1. Diagnosis is clinical, supported by EMG/NCS: EMG shows widespread denervation (fibrillations, positive sharp waves) and reinnervation (large motor unit potentials) in multiple body regions; NCS shows normal sensory responses.
2. Apply El Escorial criteria for diagnosis: requires evidence of UMN and LMN degeneration in multiple body regions (bulbar, cervical, thoracic, lumbosacral) with progressive spread, and exclusion of other causes.
3. Rule out treatable mimics: check for anti-GM1 antibodies (multifocal motor neuropathy), acetylcholine receptor antibodies (myasthenia gravis), and consider MRI of brain/spine to exclude structural lesions.

1. Riluzole (glutamate antagonist) is FDA-approved and modestly prolongs survival (~2–3 months). Edaravone (antioxidant) may slow functional decline in some patients.
2. Respiratory support: nocturnal BiPAP for early respiratory failure; tracheostomy with mechanical ventilation for patients who choose invasive support. Monitor FVC regularly.
3. Nutritional support: PEG tube placement when dysphagia impairs nutrition (before FVC drops too low for safe procedure).
4. Symptomatic care: physical therapy for mobility, speech therapy for communication aids, medications for spasticity (baclofen), cramps (quinine), sialorrhea (glycopyrrolate), and pseudobulbar affect (dextromethorphan/quinidine).
5. Multidisciplinary care at an ALS center improves quality of life and may extend survival.

• The hallmark of ALS is combined UMN and LMN signs in the same limb or region – this rules out most other conditions.
• Split hand sign: preferential wasting of thenar muscles (lateral hand) compared to hypothenar (medial hand) is characteristic of ALS.
• Sensory sparing: if sensory symptoms are present, reconsider the diagnosis – ALS does not affect sensory neurons.

• Rapidly progressive weakness with both UMN and LMN signs in multiple regions – consider ALS and refer urgently to neurology.
• Respiratory symptoms (orthopnea, morning headaches from CO₂ retention) indicate advanced disease – arrange pulmonary function testing and discuss ventilatory options.
• Weight loss and dysphagia signal need for early PEG tube placement before respiratory function declines further.

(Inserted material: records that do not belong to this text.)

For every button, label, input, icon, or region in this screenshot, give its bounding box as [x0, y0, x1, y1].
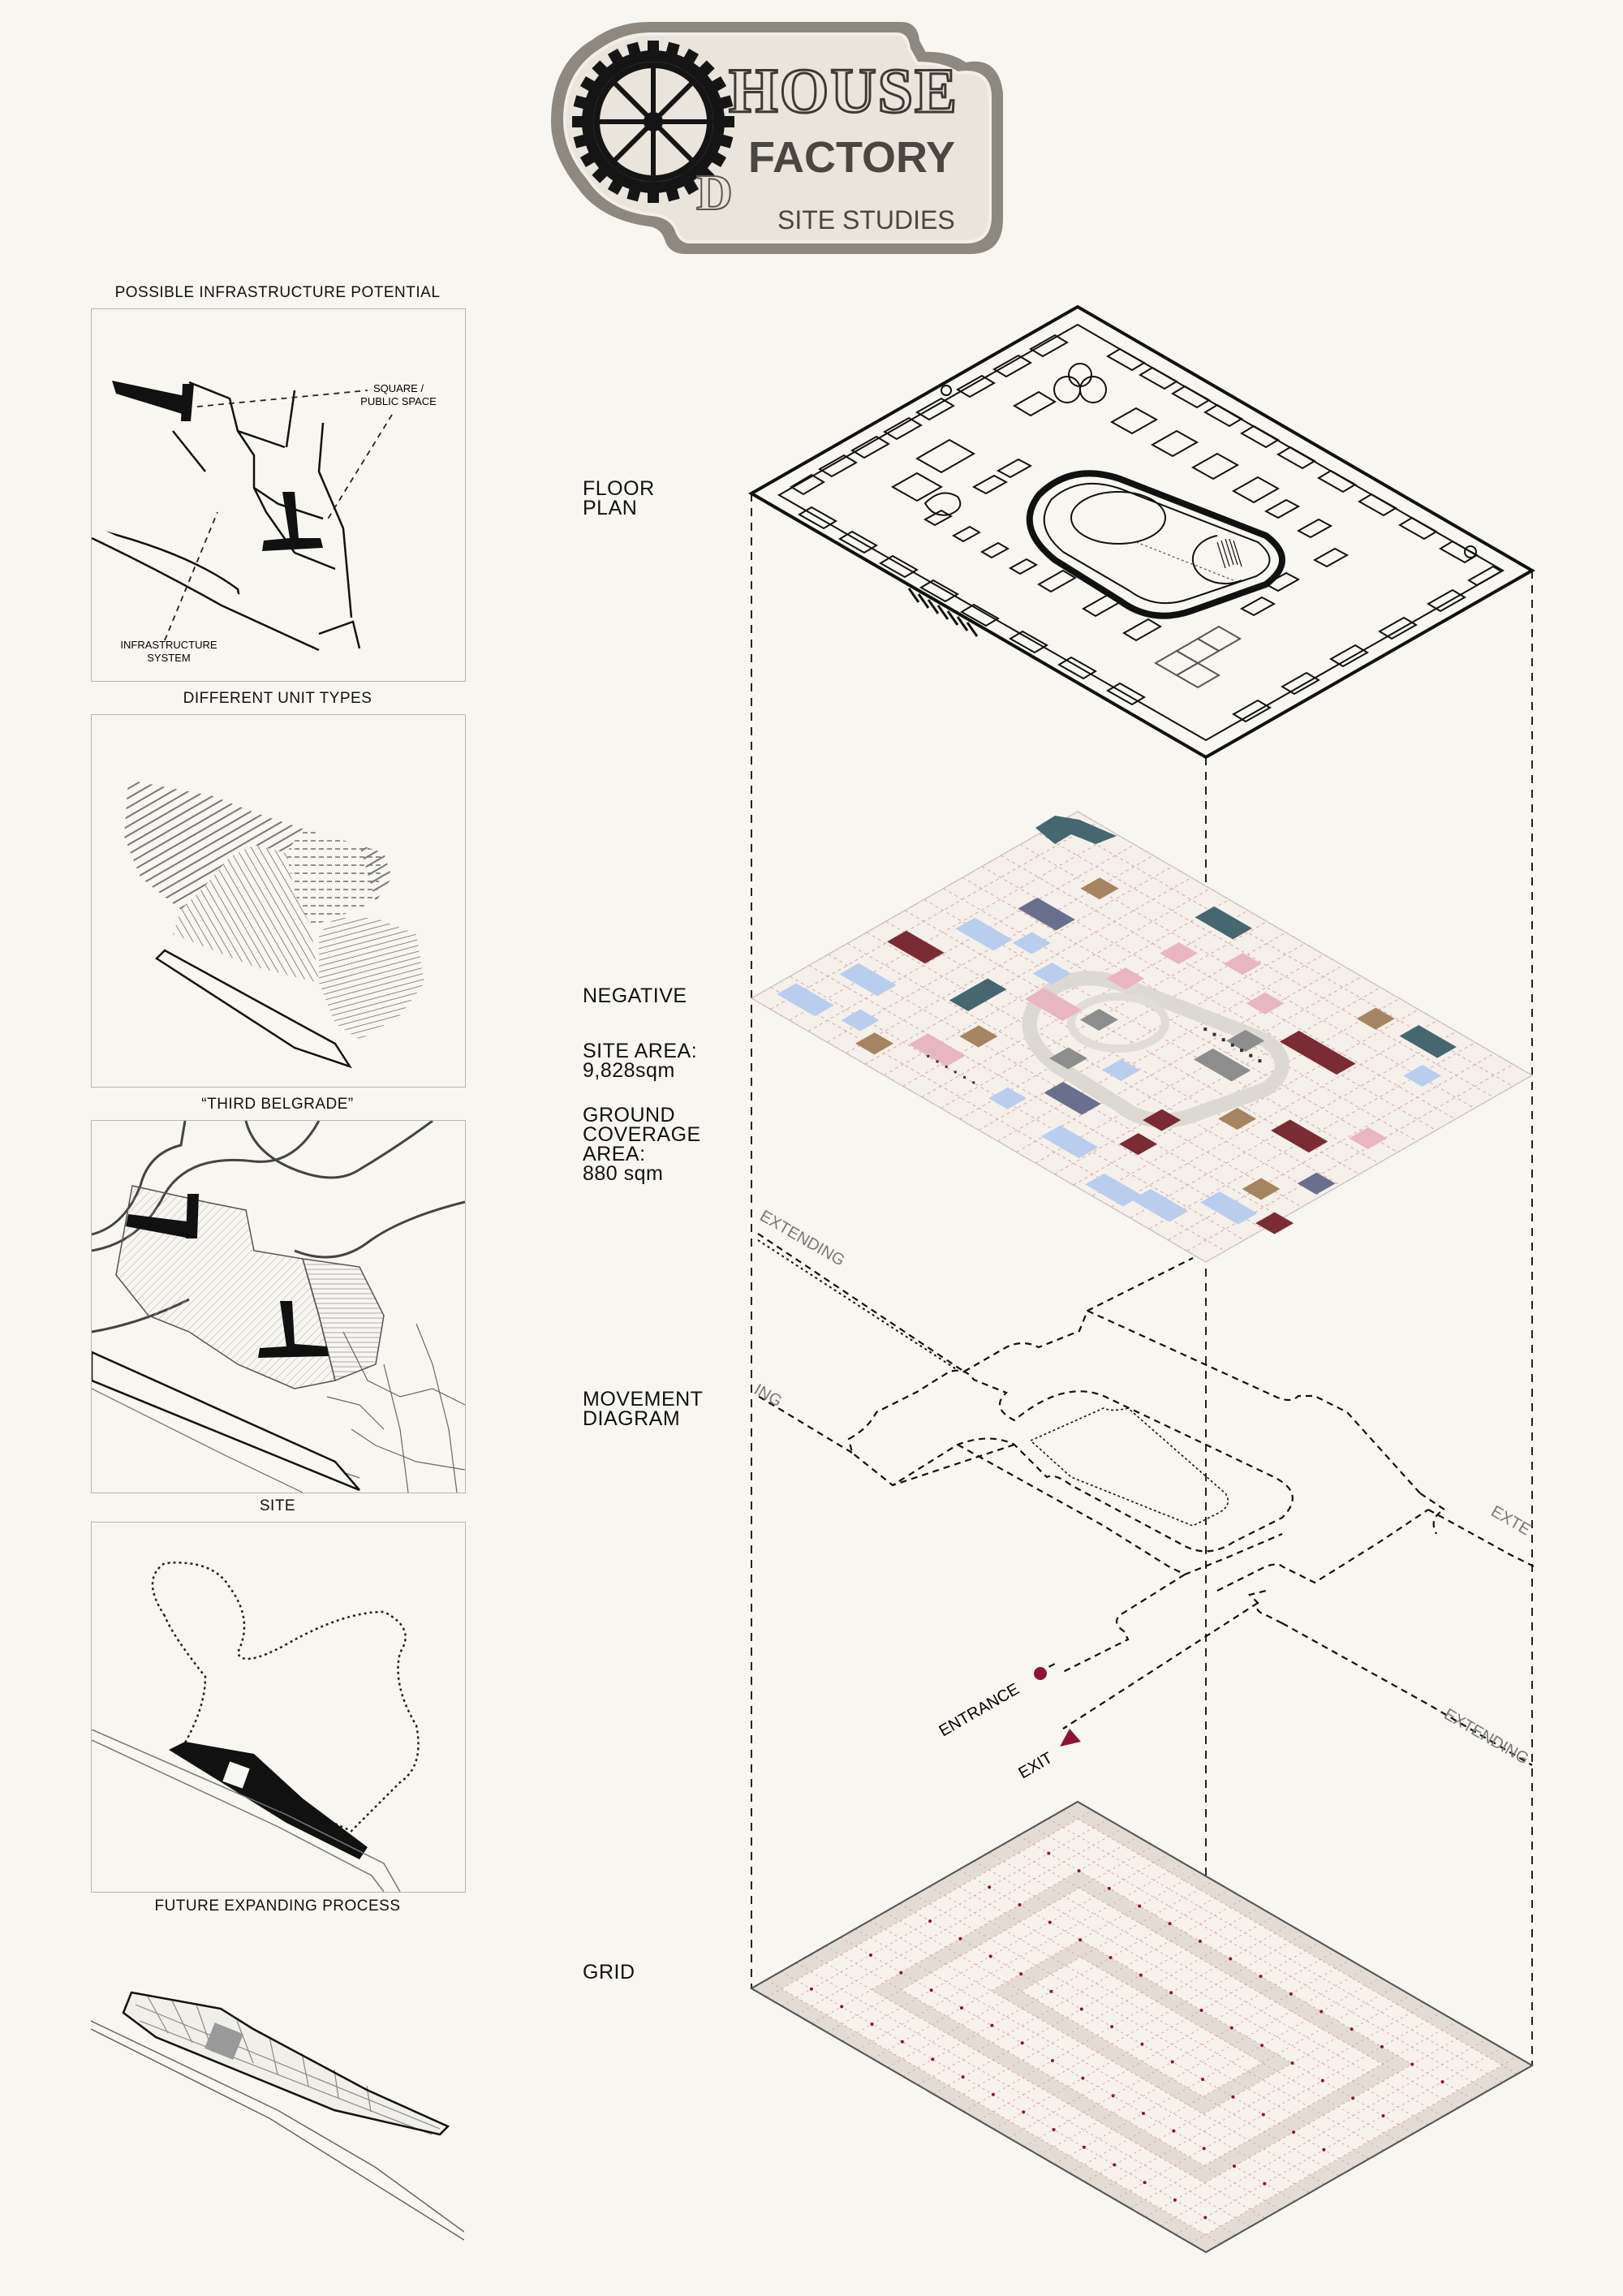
- logo-house: HOUSE: [729, 55, 958, 126]
- label-movement-diagram: MOVEMENT DIAGRAM: [583, 1388, 704, 1430]
- panel-unit-types: [91, 714, 466, 1088]
- movement-extending-left: ING: [751, 1381, 786, 1411]
- exit-arrow-icon: [1060, 1729, 1081, 1747]
- panel-title-belgrade: “THIRD BELGRADE”: [201, 1096, 354, 1113]
- label-square: SQUARE /: [373, 382, 424, 394]
- panel-title-infrastructure: POSSIBLE INFRASTRUCTURE POTENTIAL: [114, 284, 441, 301]
- logo-factory: FACTORY: [748, 133, 955, 182]
- panel-title-future: FUTURE EXPANDING PROCESS: [154, 1898, 401, 1915]
- gear-icon: [572, 41, 734, 203]
- floor-plan-layer: [747, 304, 1536, 760]
- logo: D HOUSE FACTORY SITE STUDIES: [550, 22, 1003, 254]
- label-system: SYSTEM: [147, 652, 190, 664]
- panel-title-unit-types: DIFFERENT UNIT TYPES: [183, 690, 372, 707]
- panel-future: [90, 1932, 465, 2289]
- panel-belgrade: [91, 1120, 466, 1493]
- movement-extending-right: EXTE: [1488, 1502, 1534, 1539]
- movement-extending-top: EXTENDING: [757, 1207, 848, 1269]
- grid-layer: [749, 1800, 1535, 2254]
- label-public-space: PUBLIC SPACE: [360, 395, 437, 407]
- movement-extra-lines: [757, 1239, 958, 1371]
- negative-layer: [750, 811, 1534, 1263]
- logo-letter-d: D: [696, 166, 733, 221]
- label-ground-coverage: GROUND COVERAGE AREA: 880 sqm: [583, 1104, 701, 1185]
- label-floor-plan: FLOOR PLAN: [583, 477, 655, 519]
- entrance-dot-icon: [1034, 1667, 1047, 1680]
- label-site-area: SITE AREA: 9,828sqm: [583, 1040, 698, 1082]
- panel-infrastructure: SQUARE / PUBLIC SPACE INFRASTRUCTURE SYS…: [91, 308, 466, 682]
- logo-subtitle: SITE STUDIES: [777, 205, 955, 235]
- panel-site: [91, 1522, 466, 1893]
- movement-entrance-label: ENTRANCE: [936, 1680, 1022, 1740]
- movement-extending-bottom: EXTENDING: [1441, 1705, 1532, 1768]
- movement-exit-label: EXIT: [1016, 1749, 1056, 1782]
- label-infrastructure: INFRASTRUCTURE: [120, 639, 217, 651]
- panel-title-site: SITE: [259, 1497, 296, 1514]
- label-negative: NEGATIVE: [583, 984, 687, 1007]
- label-grid: GRID: [583, 1961, 635, 1984]
- movement-layer: [757, 1233, 1535, 1766]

1. Progressive asymmetric weakness with both UMN and LMN signs, normal sensation → suspect ALS.
2. Perform EMG/NCS to confirm widespread denervation in multiple body segments with normal sensory responses.
3. Exclude mimics: MRI of brain/spine, anti-GM1 antibodies, acetylcholine receptor antibodies, thyroid function, B12.
4. Apply El Escorial criteria for diagnosis; refer to ALS specialty center for confirmation and multidisciplinary management.
5. Initiate disease-modifying therapy (riluzole), monitor respiratory function (FVC), and provide symptomatic and supportive care.

• Middle-aged patient with progressive weakness, muscle wasting and fasciculations in the hands, hyperreflexia, and Babinski signs → ALS (combined UMN and LMN signs).
• Patient with dysarthria, dysphagia, tongue fasciculations, and brisk jaw jerk → bulbar-onset ALS.
• ALS patient with inappropriate laughing/crying episodes → pseudobulbar affect (treat with dextromethorphan/quinidine).